Bill O’Reilly Bloviates Against Bible Thumpers
Bill O’Reilly stepped in it the other day when he called those in opposition to homosexual marriage and who use the Bible to make their case Bible Thumpers. This is typical of O’Reilly. Christians who oppose same-sex sex don’t just “thump the Bible.” Do Christians just “thump the Bible” when they argue that murder, rape, incest, stealing, and other crimes are also found in the Bible?
I suspect that O’Reilly would argue that everybody knows those behaviors are crimes. Everybody? How does anybody know? Where is it written other than in our nation’s law books? These “crimes” certainly can’t be observed in nature. Animals don’t commit crimes.
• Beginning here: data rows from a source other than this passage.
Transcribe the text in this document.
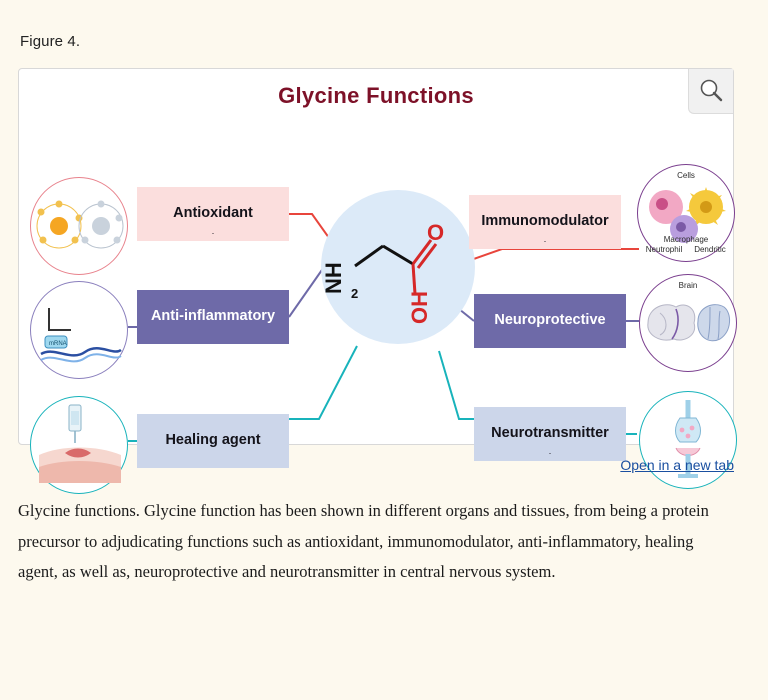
Figure 4.
Glycine Functions
NH 2
O
OH
Antioxidant
.
Immunomodulator
.
Anti-inflammatory	Neuroprotective
Healing agent	Neurotransmitter
.
mRNA
Cells
Macrophage
Neutrophil	Dendritic
Brain
Open in a new tab
Glycine functions. Glycine function has been shown in different organs and tissues, from being a protein precursor to adjudicating functions such as antioxidant, immunomodulator, anti-inflammatory, healing agent, as well as, neuroprotective and neurotransmitter in central nervous system.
These laws are not written on our DNA, and even if they were, who or what says that they are crimes?
Here’s part of the exchange he had with Megyn Kelly on Fox News:
Megyn Kelly: What I’m saying is that when you ask — for example, I had an interview with Tony Perkins of the Family Research Council. What is it about calling a marriage — calling a gay union a marriage that offends you. How does it hurt a traditional, or a heterosexual marriage? And I didn’t hear anything articulated that was particularly persuasive. What people go back to —
Bill O’Reilly: … I agree with you a 100-percent. . . . The compelling argument is on the side of homosexuals. That’s where the compelling argument is. “We’re Americans. We just want to be treated like everybody else. That’s a compelling argument. And to deny that, you’ve got to have a very strong argument on the other side. And the other side hasn’t been able to do anything but thump the Bible.
It’s unfortunate that a lot of anti-homosexual marriage advocates don’t know how to argue their case. The first question I would ask is: “Do you believe in moral absolutes?” If a person says no, I would then ask, “Then why are you supporting homosexual marriage as a moral issue if there are no moral absolutes? If a person says yes, I would then ask, “What is the basis of morality?”
The standard answers are social consensus, common sense, and more recently, shifting attitudes of public opinion. None of these are what could be called absolutist positions.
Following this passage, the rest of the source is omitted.